You are in no place to judge, you are in the animated Thumbelia movie.

It got so bad that I even considered staying up to watch the Royal Wedding live. Then I reminded myself that most of the wedding would be filmed behind Prince William and I realized that nothing, not even an Alexander McQueen wedding dress, would be titillating enough to make me voluntarily wake up at 4 am to watch premature balding in action. 

Harry is just so obviously the cooler son.

Premature balding is forgivable, mostly because no one really chooses to look like a molting bird that early (how about NEVER), but there are some manscaping decisions that honestly leave me reverse-salivating (it evokes a sense of “I just threw up a little in my mouth. No, really.”).

Facial hair: it does bad things to hot people. Sad Jack agrees. He also wants to let us all know, "WE HAVE TO GO BACK."

I have already declared war on the soul patch, but really, unless you’re Santa Claus, legitimately a lumberjack (who makes me pancakes), or Freddie Mercury, I have a hard time A-OKing anything more than some tastefully kept 5 o’clock shadow. 

Yes you were, Mr. Mercury.
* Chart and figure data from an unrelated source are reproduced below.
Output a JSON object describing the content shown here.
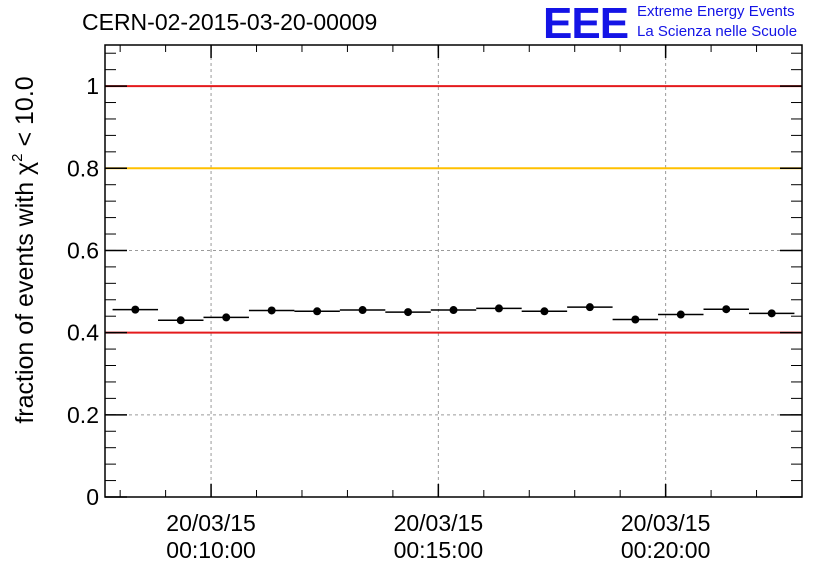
{
  "header": {
    "title": "CERN-02-2015-03-20-00009",
    "logo_mark": "EEE",
    "logo_line1": "Extreme Energy Events",
    "logo_line2": "La Scienza nelle Scuole"
  },
  "colors": {
    "logo": "#1414e6",
    "red_line": "#e41a1c",
    "orange_line": "#ffc000",
    "grid": "#9a9a9a",
    "markers": "#000000"
  },
  "chart_data": {
    "type": "scatter",
    "title": "CERN-02-2015-03-20-00009",
    "ylabel_main": "fraction of events with χ",
    "ylabel_sup": "2",
    "ylabel_tail": " < 10.0",
    "xlabel": "",
    "ylim": [
      0,
      1.1
    ],
    "xlim": [
      "2015-03-20 00:07:40",
      "2015-03-20 00:23:00"
    ],
    "grid": true,
    "yticks": [
      {
        "value": 0,
        "label": "0"
      },
      {
        "value": 0.2,
        "label": "0.2"
      },
      {
        "value": 0.4,
        "label": "0.4"
      },
      {
        "value": 0.6,
        "label": "0.6"
      },
      {
        "value": 0.8,
        "label": "0.8"
      },
      {
        "value": 1.0,
        "label": "1"
      }
    ],
    "xticks": [
      {
        "time": "2015-03-20 00:10:00",
        "line1": "20/03/15",
        "line2": "00:10:00"
      },
      {
        "time": "2015-03-20 00:15:00",
        "line1": "20/03/15",
        "line2": "00:15:00"
      },
      {
        "time": "2015-03-20 00:20:00",
        "line1": "20/03/15",
        "line2": "00:20:00"
      }
    ],
    "reference_lines": [
      {
        "y": 1.0,
        "color": "#e41a1c"
      },
      {
        "y": 0.8,
        "color": "#ffc000"
      },
      {
        "y": 0.4,
        "color": "#e41a1c"
      }
    ],
    "bin_width_seconds": 60,
    "points": [
      {
        "x": "2015-03-20 00:08:20",
        "y": 0.456
      },
      {
        "x": "2015-03-20 00:09:20",
        "y": 0.43
      },
      {
        "x": "2015-03-20 00:10:20",
        "y": 0.437
      },
      {
        "x": "2015-03-20 00:11:20",
        "y": 0.454
      },
      {
        "x": "2015-03-20 00:12:20",
        "y": 0.452
      },
      {
        "x": "2015-03-20 00:13:20",
        "y": 0.455
      },
      {
        "x": "2015-03-20 00:14:20",
        "y": 0.45
      },
      {
        "x": "2015-03-20 00:15:20",
        "y": 0.455
      },
      {
        "x": "2015-03-20 00:16:20",
        "y": 0.459
      },
      {
        "x": "2015-03-20 00:17:20",
        "y": 0.452
      },
      {
        "x": "2015-03-20 00:18:20",
        "y": 0.462
      },
      {
        "x": "2015-03-20 00:19:20",
        "y": 0.432
      },
      {
        "x": "2015-03-20 00:20:20",
        "y": 0.444
      },
      {
        "x": "2015-03-20 00:21:20",
        "y": 0.457
      },
      {
        "x": "2015-03-20 00:22:20",
        "y": 0.447
      }
    ]
  }
}
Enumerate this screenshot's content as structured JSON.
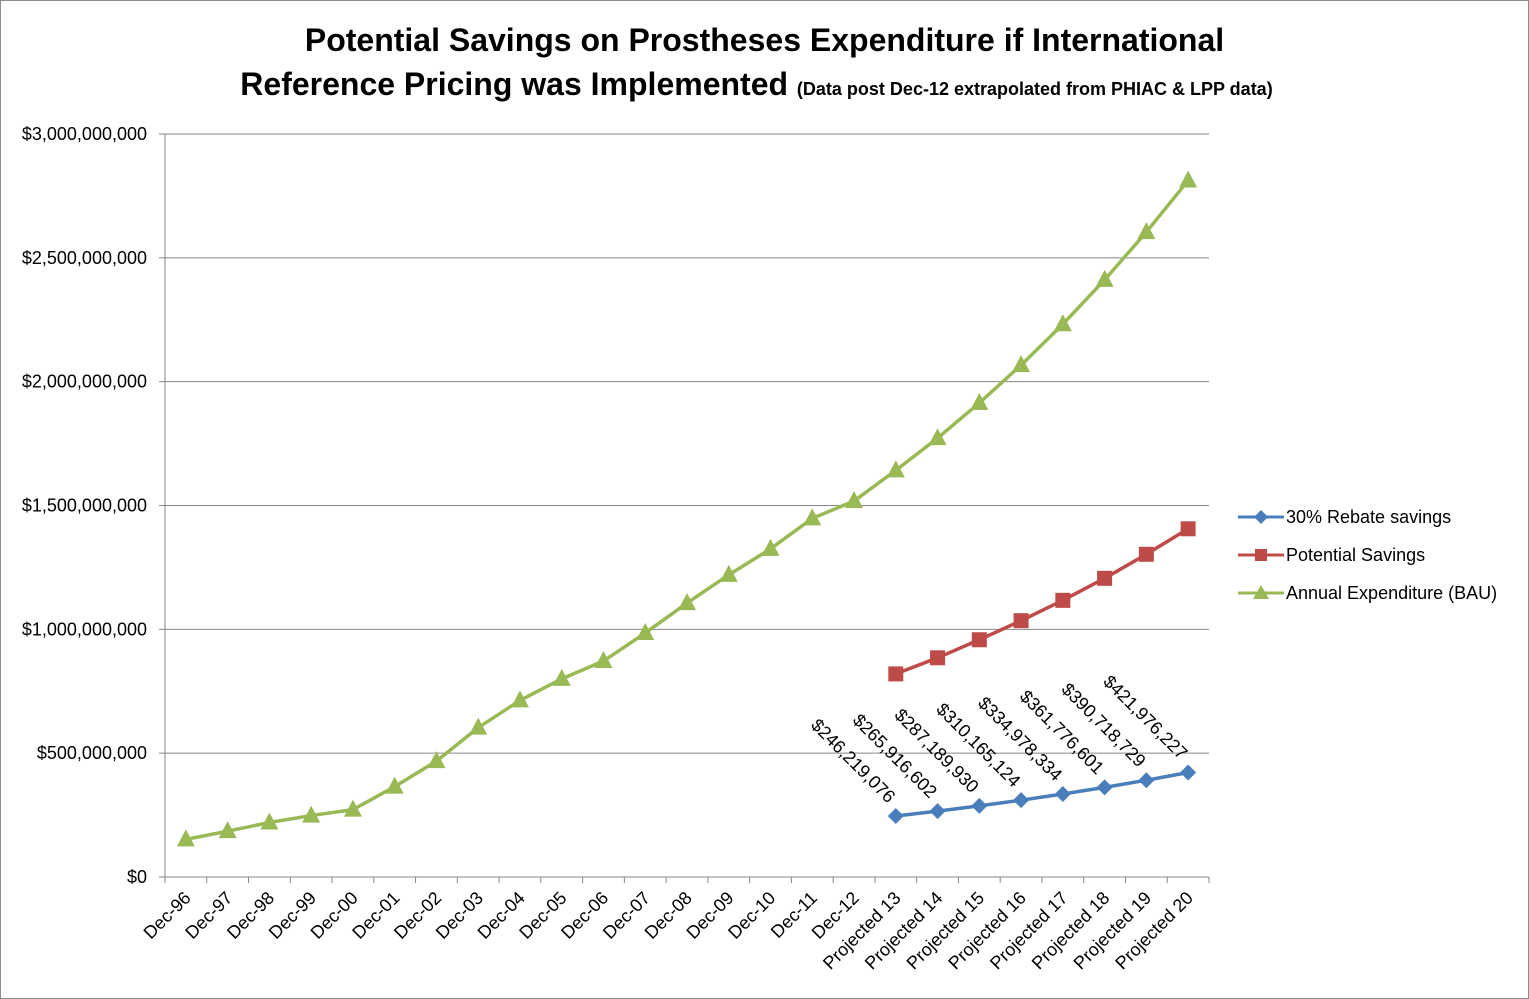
{
  "chart_data": {
    "type": "line",
    "title": "Potential Savings on Prostheses Expenditure if International",
    "title_line2": "Reference Pricing was Implemented",
    "subtitle": "(Data post Dec-12 extrapolated from PHIAC & LPP data)",
    "xlabel": "",
    "ylabel": "",
    "ylim": [
      0,
      3000000000
    ],
    "yticks": [
      0,
      500000000,
      1000000000,
      1500000000,
      2000000000,
      2500000000,
      3000000000
    ],
    "ytick_labels": [
      "$0",
      "$500,000,000",
      "$1,000,000,000",
      "$1,500,000,000",
      "$2,000,000,000",
      "$2,500,000,000",
      "$3,000,000,000"
    ],
    "grid": true,
    "legend_position": "right",
    "categories": [
      "Dec-96",
      "Dec-97",
      "Dec-98",
      "Dec-99",
      "Dec-00",
      "Dec-01",
      "Dec-02",
      "Dec-03",
      "Dec-04",
      "Dec-05",
      "Dec-06",
      "Dec-07",
      "Dec-08",
      "Dec-09",
      "Dec-10",
      "Dec-11",
      "Dec-12",
      "Projected 13",
      "Projected 14",
      "Projected 15",
      "Projected 16",
      "Projected 17",
      "Projected 18",
      "Projected 19",
      "Projected 20"
    ],
    "series": [
      {
        "name": "30% Rebate savings",
        "color": "#4a7ebb",
        "marker": "diamond",
        "values": [
          null,
          null,
          null,
          null,
          null,
          null,
          null,
          null,
          null,
          null,
          null,
          null,
          null,
          null,
          null,
          null,
          null,
          246219076,
          265916602,
          287189930,
          310165124,
          334978334,
          361776601,
          390718729,
          421976227
        ],
        "data_labels": [
          null,
          null,
          null,
          null,
          null,
          null,
          null,
          null,
          null,
          null,
          null,
          null,
          null,
          null,
          null,
          null,
          null,
          "$246,219,076",
          "$265,916,602",
          "$287,189,930",
          "$310,165,124",
          "$334,978,334",
          "$361,776,601",
          "$390,718,729",
          "$421,976,227"
        ]
      },
      {
        "name": "Potential Savings",
        "color": "#be4b48",
        "marker": "square",
        "values": [
          null,
          null,
          null,
          null,
          null,
          null,
          null,
          null,
          null,
          null,
          null,
          null,
          null,
          null,
          null,
          null,
          null,
          820000000,
          885000000,
          958000000,
          1035000000,
          1117000000,
          1206000000,
          1303000000,
          1406000000
        ]
      },
      {
        "name": "Annual Expenditure (BAU)",
        "color": "#98b954",
        "marker": "triangle",
        "values": [
          152000000,
          185000000,
          220000000,
          248000000,
          272000000,
          365000000,
          468000000,
          603000000,
          713000000,
          800000000,
          872000000,
          985000000,
          1106000000,
          1220000000,
          1325000000,
          1448000000,
          1518000000,
          1642000000,
          1772000000,
          1914000000,
          2067000000,
          2232000000,
          2411000000,
          2604000000,
          2812000000
        ]
      }
    ]
  }
}
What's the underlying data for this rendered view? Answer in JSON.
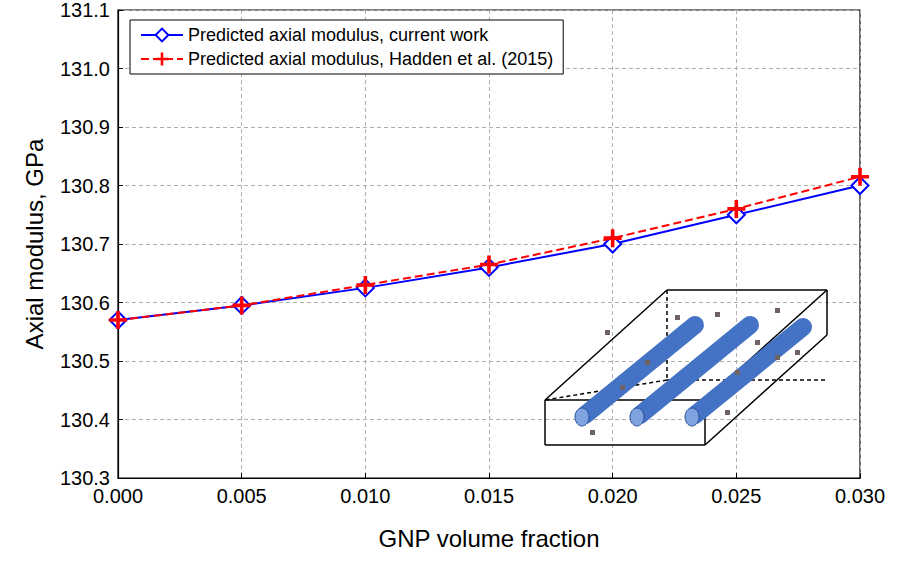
{
  "chart_data": {
    "type": "line",
    "x_label": "GNP volume fraction",
    "y_label": "Axial modulus, GPa",
    "x": [
      0,
      0.005,
      0.01,
      0.015,
      0.02,
      0.025,
      0.03
    ],
    "series": [
      {
        "name": "Predicted axial modulus, current work",
        "color": "#0000ff",
        "marker": "diamond",
        "line_style": "solid",
        "values": [
          130.57,
          130.595,
          130.625,
          130.66,
          130.7,
          130.75,
          130.8
        ]
      },
      {
        "name": "Predicted axial modulus, Hadden et al. (2015)",
        "color": "#ff0000",
        "marker": "plus",
        "line_style": "dashed",
        "values": [
          130.57,
          130.595,
          130.63,
          130.665,
          130.71,
          130.76,
          130.815
        ]
      }
    ],
    "xlim": [
      0,
      0.03
    ],
    "xticks": [
      {
        "value": 0,
        "label": "0.000"
      },
      {
        "value": 0.005,
        "label": "0.005"
      },
      {
        "value": 0.01,
        "label": "0.010"
      },
      {
        "value": 0.015,
        "label": "0.015"
      },
      {
        "value": 0.02,
        "label": "0.020"
      },
      {
        "value": 0.025,
        "label": "0.025"
      },
      {
        "value": 0.03,
        "label": "0.030"
      }
    ],
    "ylim": [
      130.3,
      131.1
    ],
    "yticks": [
      130.3,
      130.4,
      130.5,
      130.6,
      130.7,
      130.8,
      130.9,
      {
        "value": 131,
        "label": "131.0"
      },
      131.1
    ],
    "grid": true,
    "legend": "upper left"
  }
}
The root of all of my accidental gay man crushes.
To sum up, men with facial hair who are not in one of the previously aforementioned categories, or are not in facial hair competitions (which are obviously discounted since they make SCULPTURES out of their HAIR),  are on a similar level in my mind to people who talk incessantly about doing yoga. 

That is a moose. A MOOSE. WHAT.

No, I do not want to see your new Namaste tattoo or your patchy, rodent-attacked excuse for a beard. Just…no. Now excuse me while I go watch reruns of 30 Rock and quietly mouth the words to all of the lines, like the adjusted, successful human being that I am.

Update: After seeing X-Men first class this weekend, I can say with much certainty, that the following picture is the correct way to do everything. But specifically, facial hair.



You guys can make me comfortable any day.